Put on your budget caps, because the study sessions start next week. The first in a series of budget meetings and public hearings takes place Wednesday, with final adoption of budget for the next fiscal year scheduled for Tuesday, June 19.
Currently, the city projects a $9 million surplus for 2012-13, about one percent of total expenditures, according to a press release sent out by the city manager’s office Monday. The main reason for the reversal in fortune from a year ago, when the city had a shortfall of $115 million, came through reductions in services, layoffs and pay cuts.
Taking Mayor Chuck Reed’s suggestions for the budget in mind, City Manager Debra Figone suggests “a two-year approach” by taking this year’s $9 million surplus, “along with reserving $13.5 million in one-time funds,” to cover the $22.5 million shortfall predicted for 2013-14. That could mean “limited layoffs or reassignments of staff in certain programs,” Figone said, “but I’m also recommending that we increase staffing levels in a few critically important services where staffing is far too thin.” Overall, though, Figone said the city plans to add a net 70 positions.
According to the city manager, the proposed budget includes a total of $2.6 billion for all City funds (General, Special, and Capital).

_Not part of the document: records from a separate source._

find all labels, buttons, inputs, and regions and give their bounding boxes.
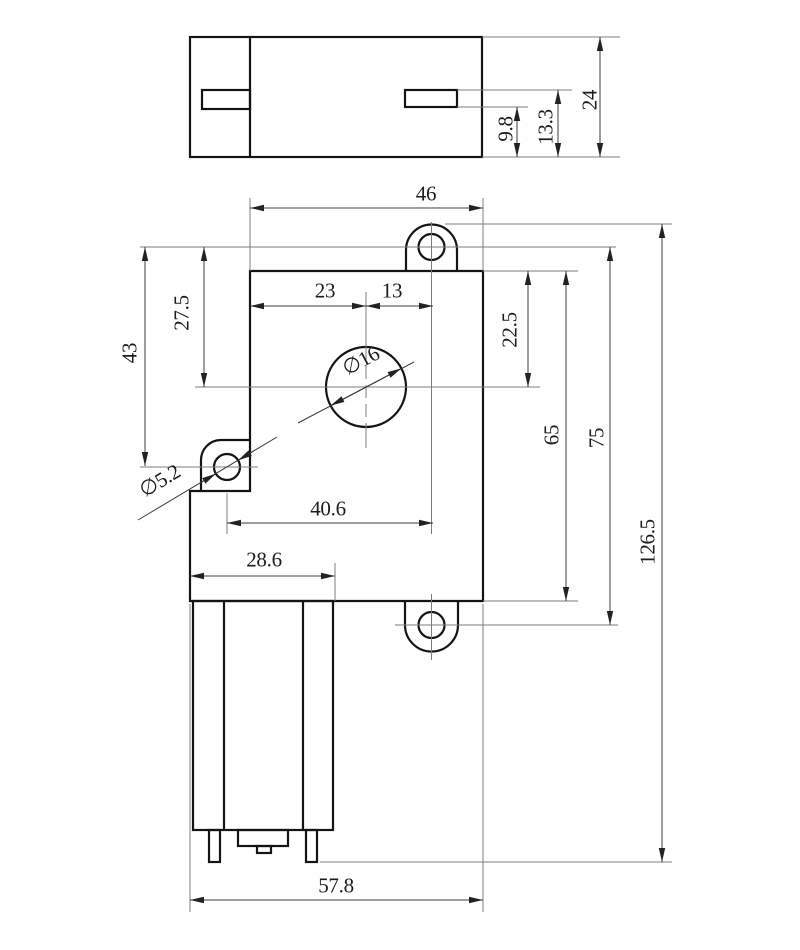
dim-label-23: 23 — [315, 281, 335, 302]
top-view-body — [190, 37, 482, 157]
motor-end-cap-nub — [257, 846, 271, 853]
dim-label-13: 13 — [382, 281, 402, 302]
top-view-outline — [190, 37, 482, 157]
front-view-outline — [190, 225, 483, 652]
extension-lines — [140, 37, 672, 912]
left-mount-tab — [201, 440, 250, 491]
gearbox-body — [190, 271, 483, 601]
dim-label-22-5: 22.5 — [500, 312, 521, 348]
engineering-drawing: 46 23 13 27.5 43 22.5 65 75 126.5 40.6 2… — [0, 0, 800, 950]
dim-label-27-5: 27.5 — [172, 295, 193, 331]
dim-label-43: 43 — [120, 343, 141, 363]
dim-label-9-8: 9.8 — [496, 116, 517, 141]
dim-label-65: 65 — [542, 425, 563, 445]
dim-label-24: 24 — [580, 90, 601, 110]
dim-label-13-3: 13.3 — [536, 109, 557, 145]
dim-label-126-5: 126.5 — [638, 519, 659, 565]
dim-label-28-6: 28.6 — [246, 550, 282, 571]
motor-can — [193, 601, 333, 830]
dim-label-40-6: 40.6 — [310, 499, 346, 520]
motor-end-cap — [238, 830, 288, 846]
dim-label-46: 46 — [416, 184, 436, 205]
top-view-right-slot — [405, 90, 457, 107]
motor-outline — [193, 601, 333, 862]
dimension-lines — [145, 37, 662, 900]
dim-label-57-8: 57.8 — [318, 876, 354, 897]
dim-label-75: 75 — [587, 428, 608, 448]
top-view-left-slot — [202, 90, 250, 109]
terminal-pin-right — [306, 830, 317, 862]
leader-lines — [138, 362, 414, 520]
terminal-pin-left — [209, 830, 220, 862]
drawing-canvas — [0, 0, 800, 950]
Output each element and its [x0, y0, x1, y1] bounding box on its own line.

This is $278.5 million (9.8 percent) below the 2011-2012 Adopted Budget. The budget as proposed does not yet include funds that will be re-budgeted later this year and added to the final approved budget to complete multi-year projects.
Below are the “Highlights” of Figone’s 2012-2013 proposed budget:
• Continue services that were funded on a one-time basis in 2011-2012, including three police officers for field patrol, two park rangers, the safe school campus initiative at middle schools, an enhanced crossing guard program, and operation of the Lake Cunningham Skate Park.
• Open the Seven Trees, Bascom, Educational Park, and Calabazas branch libraries and the Bascom Community Center. These facilities were all constructed using general obligation bonds approved by San José voters in 2000.
• Begin to address some of the most immediate and critical of the City’s unmet or deferred infrastructure needs, including $2 million for repairs at the Water Pollution Control Plant; $1.9 million to reduce sanitary sewer overflows; and $1.8 million to increase the level of critical basic preventative maintenance at City facilities.
• Address essential operational needs to strengthen the organization, meet community expectations, or mitigate the potential risk of higher long-term costs. These include funding for police targeted enforcement, park landscape irrigation, additional park rangers, street sweeping signage, and staffing for employment, accounting and information technology support.
• Fund a limited number of programs and initiatives identified in the Mayor’s March Budget Message as approved by the City Council, including a one-time increase of $2 million to nearly double the City’s support for gang prevention, intervention and suppression programs through the Mayor’s Gang Prevention Task Force, as well as fund $600,000 for senior services and wellness programs.
• Continue to implement new models for service delivery that can help reduce costs or improve service levels and quality. Examples include a pilot program to realign landscape maintenance staff into larger teams to provide comprehensive servicing of an entire park in one visit rather than multiple smaller teams making several visits; focus pavement maintenance on the 400 miles of the priority network of major streets that carry 87% of traffic but eliminate preventative maintenance on local/neighborhood streets; and contracting out curbside management services at the Airport to reduce the Airport’s costs by approximately $1 million.